Tuesday 21 May 2024

Swanley Bridge Marina

Today's Canals : Chester, Llangollen

Our main aim today was to get to Swanley Bridge Marina im time for a meeting we had arranged with Sally and the other specialists who will be working on our boat over the next few weeks. It was not far but wanted to avoid any rush whilst waiting until the volunteer lockies were on duty to help!

When we arrived both of the lockies were at the top of the flight completing the transit of an earlier boat that had also moored last night at the junction. We started up on our own but by the time we were almost through the first lo ck they came to help us and so Christine was able to steer directly from one lock into the next without having to wait in the short intermediate pounds. We were also well ahead of any downhill traffic so no complications with passing in the pounds. The two volunteers were very pleasant and chatty, giving us real help such that we were up and through in under 40 minutes.

No photos of the flight as it was still a grey morning - even though it started to brighten up as we arrived at the top and turned remarkably warm later on. Just above the top lock is the weir where the flow from the cdanal enters Hurleston Reservoir. This facility is important as the principal source of water supplies to Crewe and the surrounding area. In a way it is also important to boaters: without this strategic role it is quite possible that the canal would have closed in the dark ages for canals bur fortunately has survived and is now one of the most visited  canals on the network.

At Bridge 2 there is an unusual wooden structure added to the towpath underneath the bridger. This was not here two years ago when we last visited - we think it may be a response to too many boats hitting the coping stones and pushing them into the water but we have not seen anything to this effect. Hopefully it is only 'temporary' and will, eventually be replaced by a less intrusive solution.

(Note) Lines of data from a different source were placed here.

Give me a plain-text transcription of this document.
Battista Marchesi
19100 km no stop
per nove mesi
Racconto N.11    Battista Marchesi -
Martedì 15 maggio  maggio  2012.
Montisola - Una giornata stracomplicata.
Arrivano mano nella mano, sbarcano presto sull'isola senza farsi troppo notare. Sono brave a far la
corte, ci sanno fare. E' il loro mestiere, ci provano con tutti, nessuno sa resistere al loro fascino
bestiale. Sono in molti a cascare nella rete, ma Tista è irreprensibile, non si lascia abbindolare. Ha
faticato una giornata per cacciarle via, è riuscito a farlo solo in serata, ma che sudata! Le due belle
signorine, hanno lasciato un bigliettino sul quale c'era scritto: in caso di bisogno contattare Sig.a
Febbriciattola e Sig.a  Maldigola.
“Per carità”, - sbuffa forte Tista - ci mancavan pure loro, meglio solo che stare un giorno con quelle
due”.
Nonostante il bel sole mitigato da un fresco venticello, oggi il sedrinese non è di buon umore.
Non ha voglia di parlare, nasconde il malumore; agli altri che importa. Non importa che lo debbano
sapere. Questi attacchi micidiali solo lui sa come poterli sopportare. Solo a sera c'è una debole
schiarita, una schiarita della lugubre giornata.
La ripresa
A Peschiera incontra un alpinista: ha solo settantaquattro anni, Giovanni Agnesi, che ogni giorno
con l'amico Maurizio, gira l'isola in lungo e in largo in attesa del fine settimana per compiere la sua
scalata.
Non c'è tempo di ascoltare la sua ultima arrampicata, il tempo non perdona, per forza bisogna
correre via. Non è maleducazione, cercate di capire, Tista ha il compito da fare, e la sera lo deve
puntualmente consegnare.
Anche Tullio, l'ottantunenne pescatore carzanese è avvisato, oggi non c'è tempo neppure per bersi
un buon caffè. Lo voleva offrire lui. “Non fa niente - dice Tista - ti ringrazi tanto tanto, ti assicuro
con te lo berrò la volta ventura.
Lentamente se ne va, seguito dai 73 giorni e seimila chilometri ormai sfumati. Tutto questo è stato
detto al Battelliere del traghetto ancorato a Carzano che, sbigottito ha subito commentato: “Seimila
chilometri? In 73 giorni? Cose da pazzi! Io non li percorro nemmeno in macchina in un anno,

Just before the marina entrance is a small wharf that is home to Ruth and Richard Chamberlain's fuel boats, including the well known butty called Jellicoe. They have been trading for some years now and a familiar sight to those who live on this and nearby canals. It seems from their website that they are branching out into gifts and chandlery as well.

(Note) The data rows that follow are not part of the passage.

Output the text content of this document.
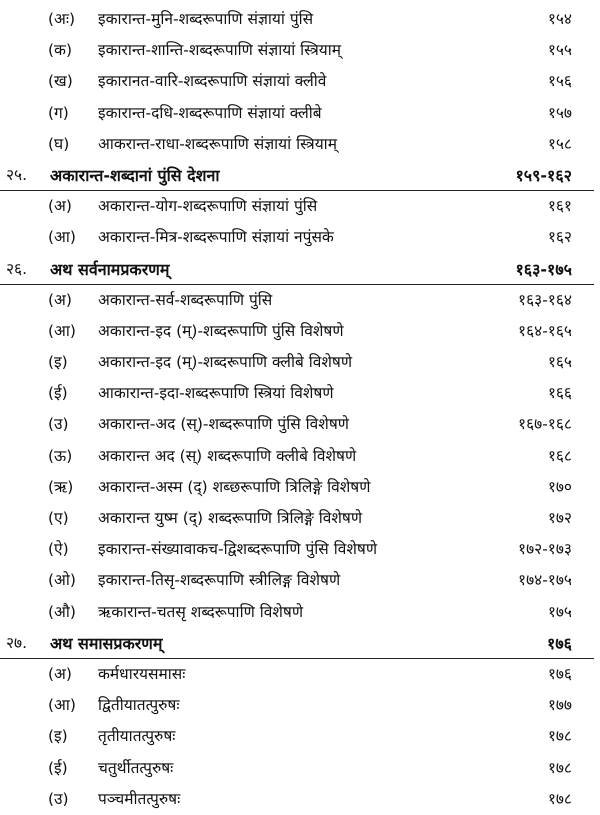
(अः) इकारान्त-मुनि-शब्दरूपाणि संज्ञायां पुंसि	१५४
(क) इकारान्त-शान्ति-शब्दरूपाणि संज्ञायां स्त्रियाम्	१५५
(ख) इकारानत-वारि-शब्दरूपाणि संज्ञायां क्लीवे	१५६
(ग) इकारान्त-दधि-शब्दरूपाणि संज्ञायां क्लीबे	१५७
(घ) आकरान्त-राधा-शब्दरूपाणि संज्ञायां स्त्रियाम्	१५८
२५. अकारान्त-शब्दानां पुंसि देशना	१५९-१६२
(अ) अकारान्त-योग-शब्दरूपाणि संज्ञायां पुंसि	१६१
(आ) अकारान्त-मित्र-शब्दरूपाणि संज्ञायां नपुंसके	१६२
२६. अथ सर्वनामप्रकरणम्	१६३-१७५
(अ) अकारान्त-सर्व-शब्दरूपाणि पुंसि	१६३-१६४
(आ) अकारान्त-इद (म्)-शब्दरूपाणि पुंसि विशेषणे	१६४-१६५
(इ) अकारान्त-इद (म्)-शब्दरूपाणि क्लीबे विशेषणे	१६५
(ई) आकारान्त-इदा-शब्दरूपाणि स्त्रियां विशेषणे	१६६
(उ) अकारान्त-अद (स्)-शब्दरूपाणि पुंसि विशेषणे	१६७-१६८
(ऊ) अकारान्त अद (स्) शब्दरूपाणि क्लीबे विशेषणे	१६८
(ऋ) अकारान्त-अस्म (द्) शब्छरूपाणि त्रिलिङ्गे विशेषणे	१७०
(ए) अकारान्त युष्म (द्) शब्दरूपाणि त्रिलिङ्गे विशेषणे	१७२
(ऐ) इकारान्त-संख्यावाकच-द्विशब्दरूपाणि पुंसि विशेषणे	१७२-१७३
(ओ) इकारान्त-तिसृ-शब्दरूपाणि स्त्रीलिङ्ग विशेषणे	१७४-१७५
(औ) ऋकारान्त-चतसृ शब्दरूपाणि विशेषणे	१७५
२७. अथ समासप्रकरणम्	१७६
(अ) कर्मधारयसमासः	१७६
(आ) द्वितीयातत्पुरुषः	१७७
(इ) तृतीयातत्पुरुषः	१७८
(ई) चतुर्थीतत्पुरुषः	१७८
(उ) पञ्चमीतत्पुरुषः	१७८
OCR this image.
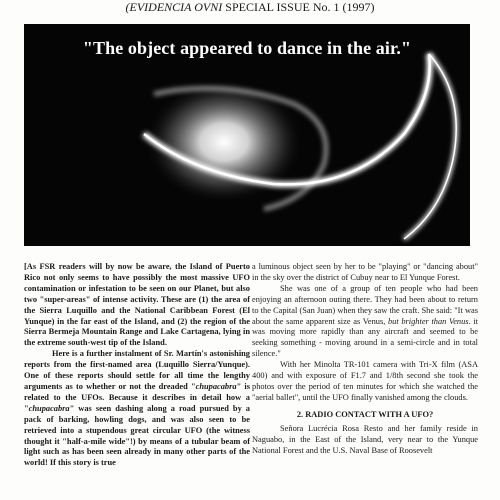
(EVIDENCIA OVNI SPECIAL ISSUE No. 1 (1997)
"The object appeared to dance in the air."

[As FSR readers will by now be aware, the Island of Puerto Rico not only seems to have possibly the most massive UFO contamination or infestation to be seen on our Planet, but also two "super-areas" of intense activity. These are (1) the area of the Sierra Luquillo and the National Caribbean Forest (El Yunque) in the far east of the Island, and (2) the region of the Sierra Bermeja Mountain Range and Lake Cartagena, lying in the extreme south-west tip of the Island.

Here is a further instalment of Sr. Martín's astonishing reports from the first-named area (Luquillo Sierra/Yunque). One of these reports should settle for all time the lengthy arguments as to whether or not the dreaded "chupacabra" is related to the UFOs. Because it describes in detail how a "chupacabra" was seen dashing along a road pursued by a pack of barking, howling dogs, and was also seen to be retrieved into a stupendous great circular UFO (the witness thought it "half-a-mile wide"!) by means of a tubular beam of light such as has been seen already in many other parts of the world! If this story is true

a luminous object seen by her to be "playing" or "dancing about" in the sky over the district of Cubuy near to El Yunque Forest.

She was one of a group of ten people who had been enjoying an afternoon outing there. They had been about to return to the Capital (San Juan) when they saw the craft. She said: "It was about the same apparent size as Venus, but brighter than Venus. it was moving more rapidly than any aircraft and seemed to be seeking something - moving around in a semi-circle and in total silence."

With her Minolta TR-101 camera with Tri-X film (ASA 400) and with exposure of F1.7 and 1/8th second she took the photos over the period of ten minutes for which she watched the "aerial ballet", until the UFO finally vanished among the clouds.

2. RADIO CONTACT WITH A UFO?

Señora Lucrécia Rosa Resto and her family reside in Naguabo, in the East of the Island, very near to the Yunque National Forest and the U.S. Naval Base of Roosevelt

There are plenty of attractive houses in this rural area - this one has a distinctive chimney!

Soon we reached the entrance to the marina and we paused on the service wharf whilst Christine could pop to the office. We had booked in for tomorrow night (handover day is Thursday when the boat is to be taken out of the water) but on the way we felt that, if possible, we would like to go on a day earlier to give us more time to do whatever sorting out was needed in preparation. Fortunately the space was available and we went straight in - no wind so it was much easier than on some occasions when we have been here! Like almost all marinas, they are an open invitation for any passing wind to set boaters impossible challenges when manoeuvring onto a pontoon!

At 2 o'clock we walked across to Willow Boats where we met with Sally and Martin and Danny, the main poeple involved. We had a good chat through some of the additional items we would like to have done whilst the boat is out of action and out of the water.